Editorial Two
Issue 382 December 1, 2017
Diplomat are among the finest people that we journalists meet and learn about their country, culture and people. Far from being business people (at least those from countries like India, United Kingdom, New Zealand and Australia), they are bastions of public service and maintain a safe distance from the commercial world, in order that their decisions are unaffected and unbiased.
Times are changing.
Six years ago, writing in the New Zealand Herald, Bryan Gould, former Vice-Chancellor of Waikato University, outlined the changing trend in the appointment of diplomats – rather ‘Commercialisation of diplomacy.’

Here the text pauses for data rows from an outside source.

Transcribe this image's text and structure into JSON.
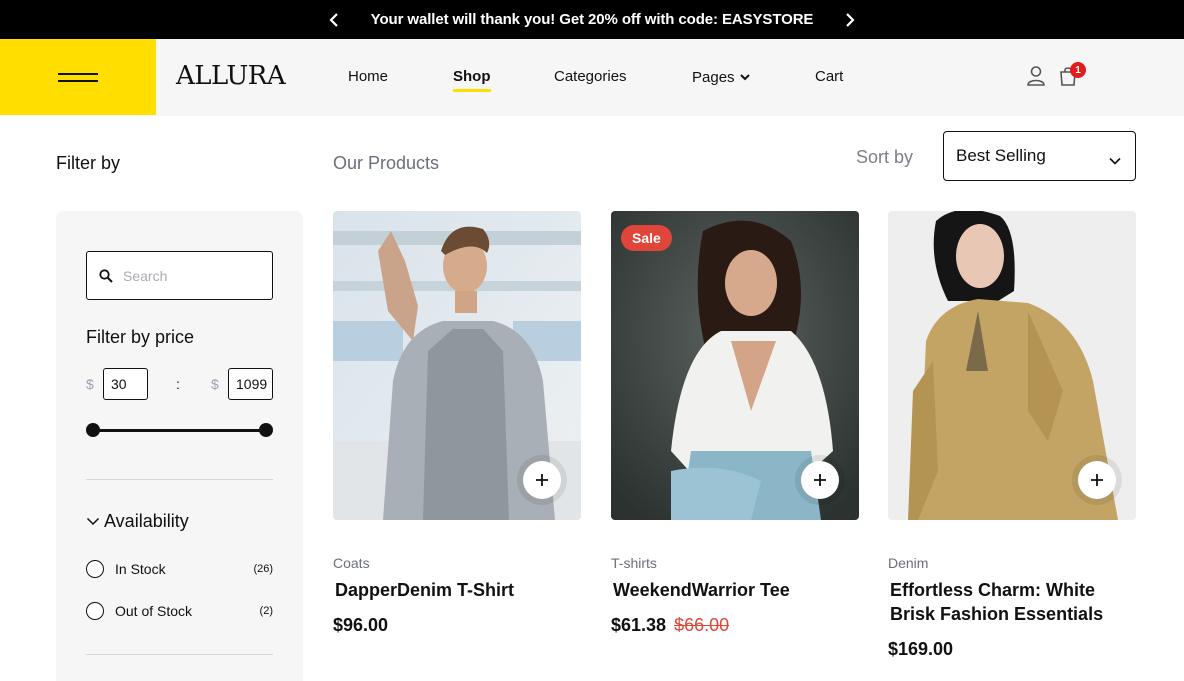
{
  "announcement": {
    "message": "Your wallet will thank you! Get 20% off with code: EASYSTORE",
    "prev_icon": "chevron-left-icon",
    "next_icon": "chevron-right-icon"
  },
  "header": {
    "logo": "ALLURA",
    "accent_color": "#ffde00",
    "nav": [
      {
        "label": "Home"
      },
      {
        "label": "Shop",
        "active": true
      },
      {
        "label": "Categories"
      },
      {
        "label": "Pages",
        "has_dropdown": true
      },
      {
        "label": "Cart"
      }
    ],
    "cart_count": "1"
  },
  "toolbar": {
    "filter_title": "Filter by",
    "products_title": "Our Products",
    "sort_label": "Sort by",
    "sort_value": "Best Selling"
  },
  "sidebar": {
    "search_placeholder": "Search",
    "price_title": "Filter by price",
    "currency": "$",
    "price_min": "30",
    "price_max": "1099",
    "separator": ":",
    "availability_title": "Availability",
    "options": [
      {
        "label": "In Stock",
        "count": "(26)"
      },
      {
        "label": "Out of Stock",
        "count": "(2)"
      }
    ]
  },
  "products": [
    {
      "category": "Coats",
      "name": "DapperDenim T-Shirt",
      "price": "$96.00",
      "old_price": "",
      "badge": ""
    },
    {
      "category": "T-shirts",
      "name": "WeekendWarrior Tee",
      "price": "$61.38",
      "old_price": "$66.00",
      "badge": "Sale"
    },
    {
      "category": "Denim",
      "name": "Effortless Charm: White Brisk Fashion Essentials",
      "price": "$169.00",
      "old_price": "",
      "badge": ""
    }
  ],
  "colors": {
    "sale": "#e0453a",
    "badge": "#e01d1d"
  }
}
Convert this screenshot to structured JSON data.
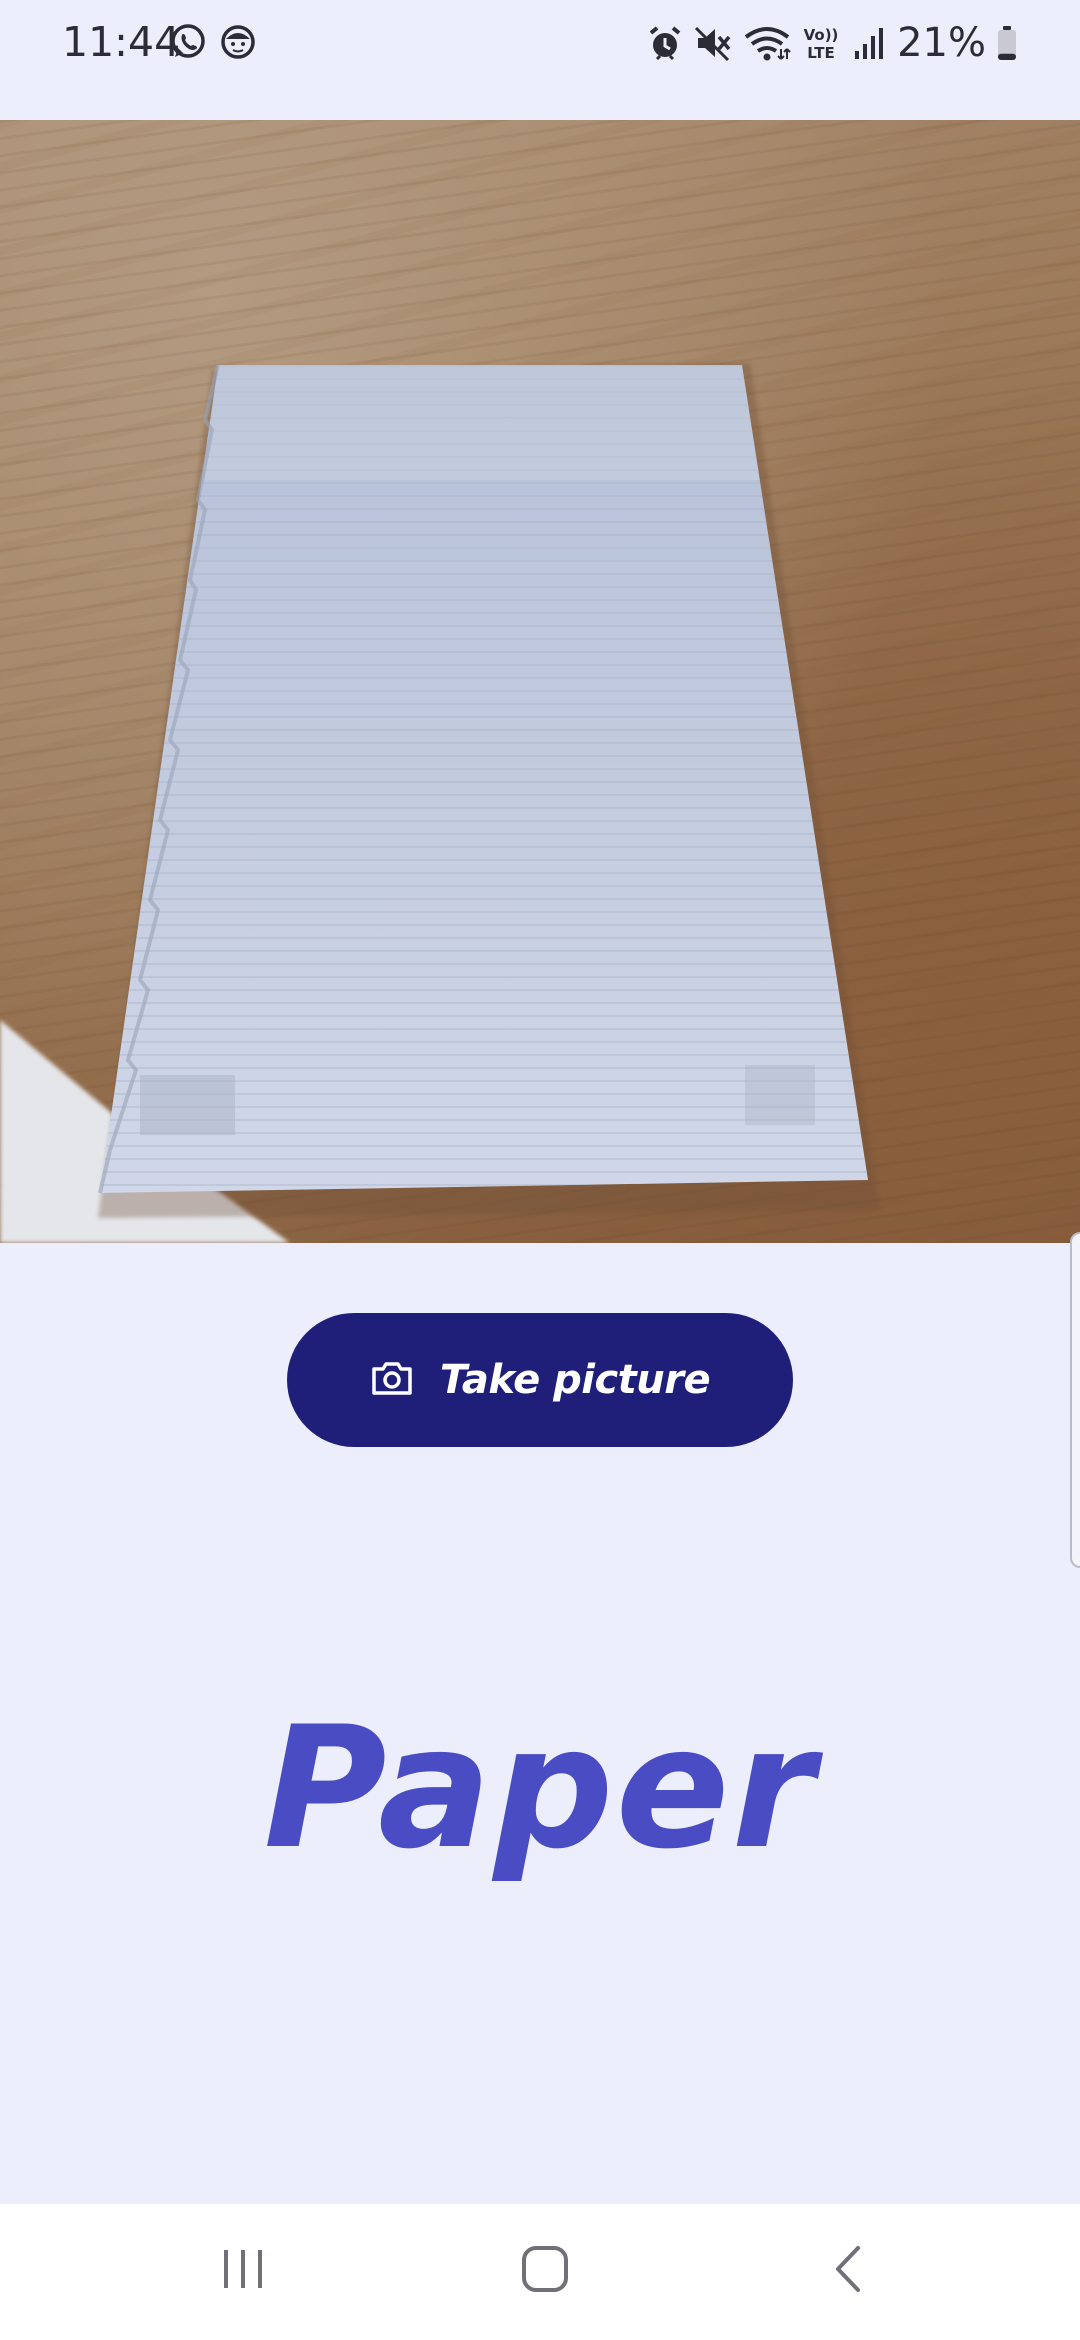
{
  "status_bar": {
    "time": "11:44",
    "left_icons": [
      "whatsapp-icon",
      "face-notification-icon"
    ],
    "right_icons": [
      "alarm-icon",
      "mute-icon",
      "wifi-icon",
      "volte-icon",
      "signal-icon",
      "battery-icon"
    ],
    "volte_text": "VoLTE",
    "battery_percent": "21%",
    "battery_level": 0.21
  },
  "camera": {
    "preview_subject": "paper-sheet-on-wood-table"
  },
  "action": {
    "take_picture_label": "Take picture",
    "icon": "camera-icon"
  },
  "result": {
    "label": "Paper"
  },
  "nav": {
    "recents_icon": "recents-icon",
    "home_icon": "home-icon",
    "back_icon": "back-icon"
  },
  "colors": {
    "background": "#eceefc",
    "button": "#1f1f7a",
    "result_text": "#4a4cc3"
  }
}
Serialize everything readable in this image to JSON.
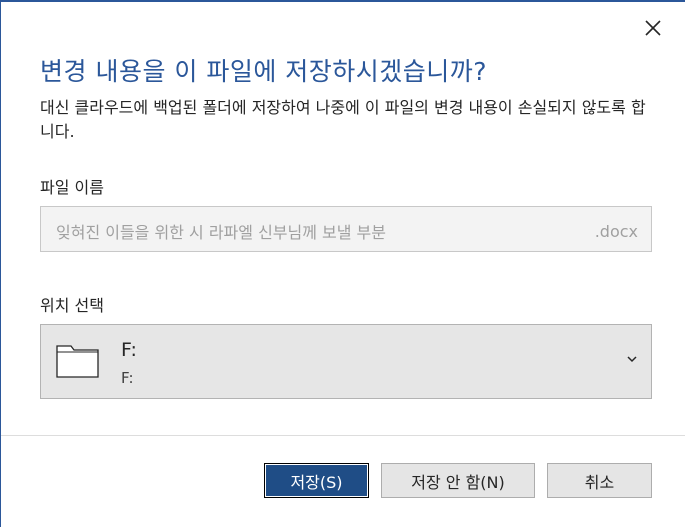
{
  "dialog": {
    "title": "변경 내용을 이 파일에 저장하시겠습니까?",
    "description": "대신 클라우드에 백업된 폴더에 저장하여 나중에 이 파일의 변경 내용이 손실되지 않도록 합니다."
  },
  "filename": {
    "label": "파일 이름",
    "value": "잊혀진 이들을 위한 시 라파엘 신부님께 보낼 부분",
    "extension": ".docx"
  },
  "location": {
    "label": "위치 선택",
    "main": "F:",
    "sub": "F:",
    "icon": "folder-icon"
  },
  "buttons": {
    "save": "저장(S)",
    "dont_save": "저장 안 함(N)",
    "cancel": "취소"
  },
  "icons": {
    "close": "close-icon",
    "chevron": "chevron-down-icon"
  },
  "colors": {
    "accent": "#2b579a",
    "primary_button": "#1f4d86",
    "secondary_button": "#e5e5e5"
  }
}
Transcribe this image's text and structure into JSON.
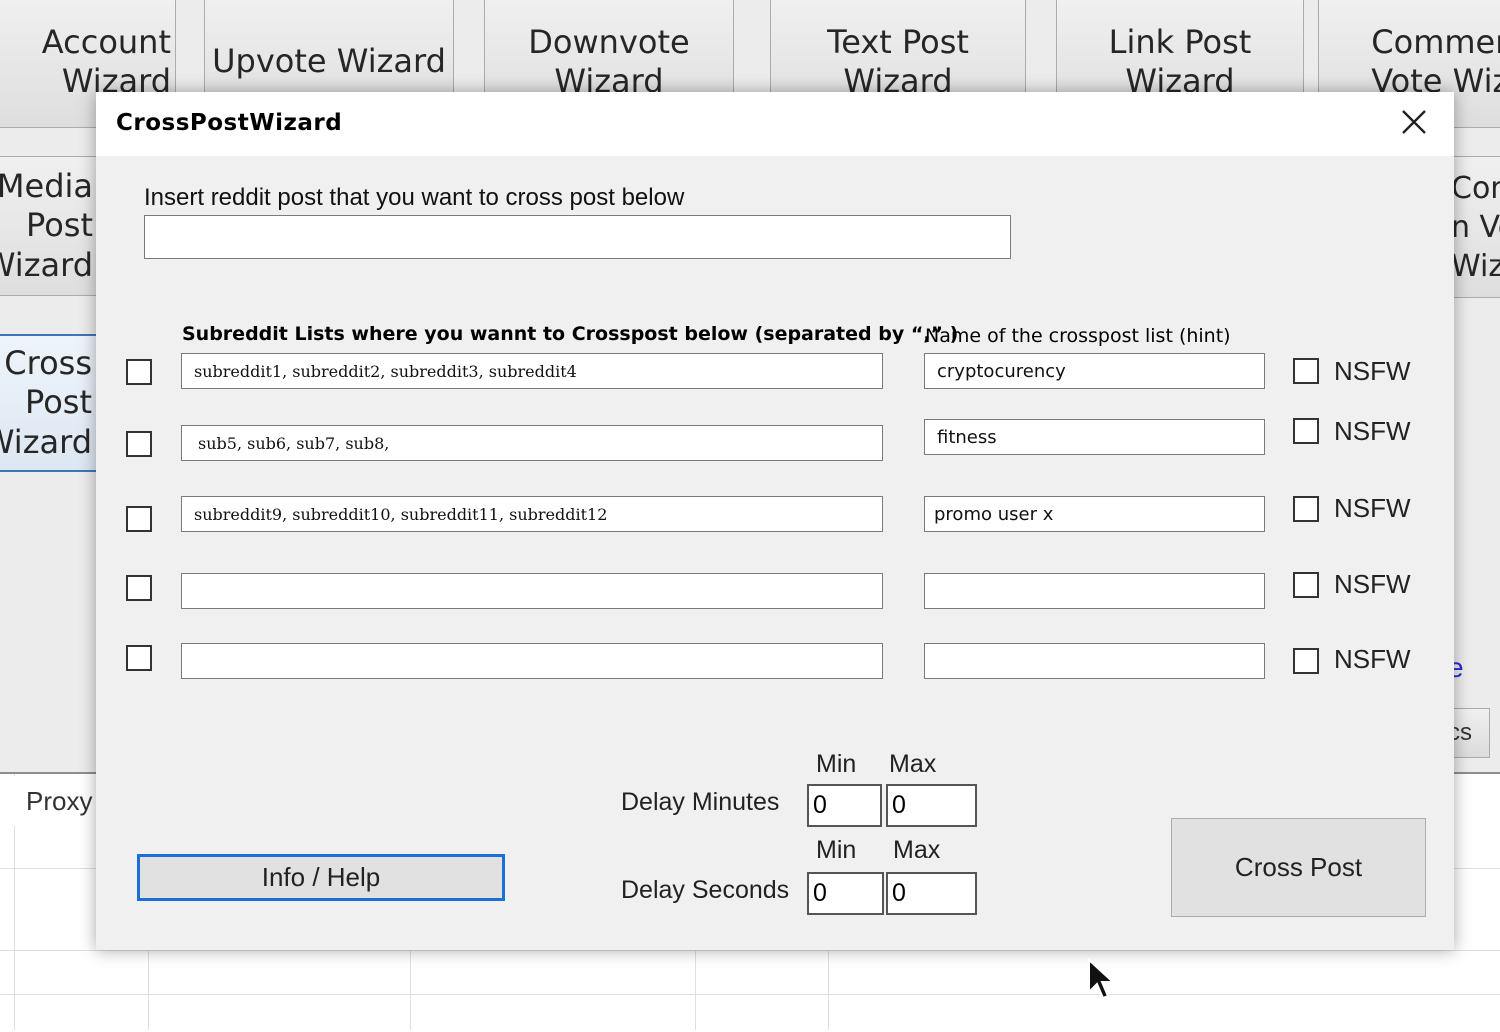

As a former Shadow Secretary for Trade & Industry in the British Shadow Cabinet and as a diplomat, he knew the subject well.
Profit Motive
He wrote, “It is apparently no longer enough to graduate with a good degree and to be accepted against strong competition into the diplomatic service, to have gained years of experience and to have developed special knowledge and skills in foreign languages and international politics, and to have spent a good part of one’s life serving one’s country in sometimes difficult and even dangerous posts overseas.
“These qualities are not what we are now looking for. Anyone, it seems, can be a diplomat. Careful analysis, subtle judgment, accurate reporting, the ability to gain the confidence of people of different cultures and politics, are all beside the point. What is needed instead, apparently, is the ability to focus on the bottom line, to secure a proper return on capital, to cut costs and generally to bring the sharp lash of business realism to bear,” he said.
Mr Gould said that he was once a diplomat and that he would think of better ways of maintaining professional standards and morale if we want an effective diplomatic service.
The American Way
“The Americans have for many years of course treated an ambassadorial post as a quid pro quo for financial contributions to political campaigns – and much good it has done them. But it is not just the diplomatic service that is in the firing line. It is only the latest bastion to fall to the cult of the omniscient businessman.
“From public service broadcasting to running prisons, from providing health care to protecting the environment, there is virtually no aspect of our national life that would not benefit, it seems, from being run as though it were a business. We scarcely have a public service any longer, so numerous are the highly paid consultants who now compete for the work,” Mr Gould had said.
This subject is too important to be mentioned in passing. We will deal with it extensively in the coming issues, drawing upon the wisdom of our people.